Nadzwyczajny zjazd północnokoreańskich komunistów zorganizowany z okazji 65-lecia partii nie przejdzie do historii. Obwieszeni medalami delegaci znów przez aklamację wybrali Kim Dzong Ila na sekretarza generalnego, choć pojawiały się śmiałe spekulacje, że właśnie tym razem Umiłowany Przywódca na nowego wodza namaści swego najmłodszego syna, Kim Dzong Una. Tymczasem obyło się bez sensacji, bo junior zamiast władzy dostał tylko generalskie gwiazdki.

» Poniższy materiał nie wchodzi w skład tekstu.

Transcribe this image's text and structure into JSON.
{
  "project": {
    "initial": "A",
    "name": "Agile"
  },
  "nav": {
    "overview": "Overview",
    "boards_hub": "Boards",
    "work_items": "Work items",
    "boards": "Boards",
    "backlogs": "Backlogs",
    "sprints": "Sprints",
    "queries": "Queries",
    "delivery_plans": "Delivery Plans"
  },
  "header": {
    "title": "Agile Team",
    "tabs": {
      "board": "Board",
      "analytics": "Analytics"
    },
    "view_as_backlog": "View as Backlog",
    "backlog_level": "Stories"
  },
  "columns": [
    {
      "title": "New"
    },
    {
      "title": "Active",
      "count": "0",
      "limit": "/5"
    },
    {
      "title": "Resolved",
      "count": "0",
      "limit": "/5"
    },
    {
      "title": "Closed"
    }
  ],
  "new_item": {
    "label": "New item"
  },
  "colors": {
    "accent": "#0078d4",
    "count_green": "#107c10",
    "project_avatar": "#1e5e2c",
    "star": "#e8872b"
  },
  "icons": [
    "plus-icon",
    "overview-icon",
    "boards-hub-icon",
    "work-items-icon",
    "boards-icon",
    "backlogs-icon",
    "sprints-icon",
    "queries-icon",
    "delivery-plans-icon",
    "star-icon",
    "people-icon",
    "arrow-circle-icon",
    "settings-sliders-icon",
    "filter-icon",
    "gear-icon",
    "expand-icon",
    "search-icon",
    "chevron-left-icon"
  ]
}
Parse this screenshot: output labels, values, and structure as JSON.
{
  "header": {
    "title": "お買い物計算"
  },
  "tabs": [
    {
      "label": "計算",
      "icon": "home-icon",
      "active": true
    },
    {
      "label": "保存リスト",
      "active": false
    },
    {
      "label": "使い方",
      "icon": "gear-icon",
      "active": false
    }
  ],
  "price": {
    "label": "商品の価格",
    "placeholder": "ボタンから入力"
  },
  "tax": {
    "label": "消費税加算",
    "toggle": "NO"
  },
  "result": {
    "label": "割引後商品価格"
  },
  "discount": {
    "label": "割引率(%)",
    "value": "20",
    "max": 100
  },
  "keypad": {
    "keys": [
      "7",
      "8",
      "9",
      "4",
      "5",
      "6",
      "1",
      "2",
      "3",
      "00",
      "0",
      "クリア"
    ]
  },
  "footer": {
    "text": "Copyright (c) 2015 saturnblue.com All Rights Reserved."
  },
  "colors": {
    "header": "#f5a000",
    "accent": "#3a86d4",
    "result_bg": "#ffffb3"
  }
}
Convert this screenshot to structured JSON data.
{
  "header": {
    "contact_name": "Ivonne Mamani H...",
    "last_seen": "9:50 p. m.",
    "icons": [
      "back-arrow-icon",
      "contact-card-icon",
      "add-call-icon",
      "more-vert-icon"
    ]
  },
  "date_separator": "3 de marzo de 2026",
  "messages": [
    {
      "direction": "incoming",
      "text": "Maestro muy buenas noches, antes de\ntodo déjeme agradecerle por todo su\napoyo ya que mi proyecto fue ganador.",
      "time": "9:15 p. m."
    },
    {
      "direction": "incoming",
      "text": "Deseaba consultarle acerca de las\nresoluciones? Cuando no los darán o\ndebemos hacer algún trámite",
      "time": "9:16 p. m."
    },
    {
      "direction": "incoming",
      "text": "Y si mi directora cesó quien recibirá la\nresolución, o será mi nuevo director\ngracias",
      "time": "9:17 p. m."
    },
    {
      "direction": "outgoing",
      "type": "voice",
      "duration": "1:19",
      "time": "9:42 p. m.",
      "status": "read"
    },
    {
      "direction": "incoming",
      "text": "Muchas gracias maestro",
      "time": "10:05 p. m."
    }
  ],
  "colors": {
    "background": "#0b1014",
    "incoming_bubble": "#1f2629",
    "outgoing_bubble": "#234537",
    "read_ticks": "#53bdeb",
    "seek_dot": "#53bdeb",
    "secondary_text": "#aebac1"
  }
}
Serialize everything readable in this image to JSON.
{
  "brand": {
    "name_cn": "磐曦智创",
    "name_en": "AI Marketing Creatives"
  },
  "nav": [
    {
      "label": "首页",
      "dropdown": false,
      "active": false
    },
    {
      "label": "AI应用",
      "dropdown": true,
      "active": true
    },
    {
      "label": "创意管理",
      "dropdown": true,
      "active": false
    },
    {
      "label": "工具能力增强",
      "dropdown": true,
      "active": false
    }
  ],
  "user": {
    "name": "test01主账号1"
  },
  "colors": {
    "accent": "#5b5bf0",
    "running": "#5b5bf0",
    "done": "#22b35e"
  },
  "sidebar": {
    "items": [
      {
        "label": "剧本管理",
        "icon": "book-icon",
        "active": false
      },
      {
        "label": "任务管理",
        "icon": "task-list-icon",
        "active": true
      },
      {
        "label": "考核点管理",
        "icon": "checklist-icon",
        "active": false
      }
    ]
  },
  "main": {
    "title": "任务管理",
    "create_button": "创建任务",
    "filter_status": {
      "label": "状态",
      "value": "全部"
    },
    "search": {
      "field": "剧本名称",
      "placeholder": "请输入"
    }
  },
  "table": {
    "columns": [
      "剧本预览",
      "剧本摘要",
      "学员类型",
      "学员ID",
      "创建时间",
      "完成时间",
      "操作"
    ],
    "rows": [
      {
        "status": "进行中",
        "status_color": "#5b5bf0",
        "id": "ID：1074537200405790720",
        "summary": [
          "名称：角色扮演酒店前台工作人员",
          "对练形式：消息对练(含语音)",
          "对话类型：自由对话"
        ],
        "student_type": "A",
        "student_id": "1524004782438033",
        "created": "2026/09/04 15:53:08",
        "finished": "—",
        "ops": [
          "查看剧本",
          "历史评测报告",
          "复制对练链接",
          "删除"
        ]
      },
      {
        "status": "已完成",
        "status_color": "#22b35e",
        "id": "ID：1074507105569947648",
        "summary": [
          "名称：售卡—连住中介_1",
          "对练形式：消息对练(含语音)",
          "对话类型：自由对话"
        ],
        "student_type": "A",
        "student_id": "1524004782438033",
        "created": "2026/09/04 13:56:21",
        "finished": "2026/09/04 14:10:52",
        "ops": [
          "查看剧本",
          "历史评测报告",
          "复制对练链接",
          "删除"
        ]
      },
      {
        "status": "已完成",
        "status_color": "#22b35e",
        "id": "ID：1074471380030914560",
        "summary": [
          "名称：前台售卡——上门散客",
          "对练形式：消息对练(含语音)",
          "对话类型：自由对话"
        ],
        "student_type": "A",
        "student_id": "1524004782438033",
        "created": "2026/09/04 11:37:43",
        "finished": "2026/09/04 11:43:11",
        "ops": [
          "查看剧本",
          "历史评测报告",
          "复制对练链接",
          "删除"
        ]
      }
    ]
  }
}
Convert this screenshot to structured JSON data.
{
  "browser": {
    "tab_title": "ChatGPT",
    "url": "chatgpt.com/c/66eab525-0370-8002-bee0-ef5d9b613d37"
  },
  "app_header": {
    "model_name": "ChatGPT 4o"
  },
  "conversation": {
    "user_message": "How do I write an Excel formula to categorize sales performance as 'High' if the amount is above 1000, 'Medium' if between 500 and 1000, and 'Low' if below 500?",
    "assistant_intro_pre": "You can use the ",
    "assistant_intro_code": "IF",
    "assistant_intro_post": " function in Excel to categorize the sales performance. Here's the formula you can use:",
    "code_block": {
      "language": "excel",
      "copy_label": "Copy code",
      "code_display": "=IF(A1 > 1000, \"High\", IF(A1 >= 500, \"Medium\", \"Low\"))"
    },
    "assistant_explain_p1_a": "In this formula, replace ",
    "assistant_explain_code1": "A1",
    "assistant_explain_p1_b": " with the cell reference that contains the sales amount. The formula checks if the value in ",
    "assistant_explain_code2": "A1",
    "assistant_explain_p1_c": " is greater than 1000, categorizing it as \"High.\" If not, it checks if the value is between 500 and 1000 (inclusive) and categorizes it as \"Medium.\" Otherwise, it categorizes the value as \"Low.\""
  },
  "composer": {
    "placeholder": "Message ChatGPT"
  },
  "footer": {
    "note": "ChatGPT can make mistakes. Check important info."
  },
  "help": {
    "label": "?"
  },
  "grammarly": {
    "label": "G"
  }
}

„Chonsun Ilbo”, dobrze poinformowany, konserwatywny dziennik z Seulu, sugeruje, że schorowany gensek ustąpi dopiero w 2012 r. Dla reżimu będzie to rok szczególny. Kim Dzong Il zapowiedział, że do tego czasu Koreańczycy z Północy zbudują „silny i dobrze prosperujący naród”, kraj uczci w ten sposób stulecie urodzin założyciela KRLD – Kim Ir Sena. Na dodatek siedemdziesiątki dobiegnie jego syn, Kim Dzong Il, wreszcie trzydzieści lat ma podobno skończyć wnuk, Kim Dzong Un. Podobno, bo wszystko, co dotyczy Dzong Una otoczone jest ścisłą tajemnicą, nie wiadomo nawet jak wygląda, a światowa prasa pisząc o delfinie zwyczajowo ubolewa, że dysponuje tylko dwoma, na dodatek nienajlepszymi, zdjęciami. Nie wiadomo także, kiedy Dzong Un się urodził, bo władze Korei Północnej podają różne daty. Według ostatniej korekty przyszedł na świat w 1982 r.
Rodzinie Kimów się nie spieszy, następca nie jest jeszcze gotowy na przejęcie steru. Wysokie stanowiska dla młokosa i wprowadzenie go w sprawy państwa mają być sposobem na zdobycie przez niego niezbędnego doświadczenia, okrzepnięcie, zbudowanie pozycji i nawiązanie politycznych przyjaźni. Sukcesja nie będzie automatyczna. Samo wskazanie Umiłowanego Przywódcy i przynależność do dynastii może nie wystarczyć, jeśli współpracownicy Kim Dzong Ila nie dostrzegą w jego synu gwaranta na utrzymanie obecnych wpływów. A Dzong Un potrzebuje czasu, nie jest wygą pokroju Władimira Putina, który obejmując urząd premiera Rosji był już dojrzałym, świetnie przygotowanym do rządzenia politykiem, z praktycznym doświadczeniem zdobytym w KGB i w petersburskim merostwie.
Najciekawszy jednak będzie wynik sukcesji. Kim Dzong Il odizolował Koreę Północną od świata, rozwinął program atomowy, gospodarkę doprowadził do ruiny, a rodaków na skraj śmierci głodowej. Czy następca, o którym wiadomo, że spędził kilka lat w renomowanej szwajcarskiej szkole, zmieni przerażające oblicze reżimu i doprowadzi do otwarcia kraju? Arabscy szejkowie, afrykańscy kacykowie, południowoamerykańscy dyktatorzy też studiowali na Zachodzie, ale po powrocie ze szkół co do zasady nie wprowadzali w swoich krajach liberalnych demokracji. Z drugiej jednak strony komunistyczna Korea, granicząca z fenomenalnie rozwijającymi się Chinami, potężną Japonią i dynamiczną Koreą Południową, czy nawet dość mozolnie modernizującą się Rosją, coraz bardziej przypomina jakiś ponury i tragiczny żart. Wielu z rządzących w Pjongjangu dostrzega tę przepaść, wiedzą też, że wraz ze zmianą wodza łatwiej będzie o nowe otwarcie. Tym prostsze, że często to właśnie trzecie pokolenie sprzeniewierza się dziedzictwu dwóch poprzednich.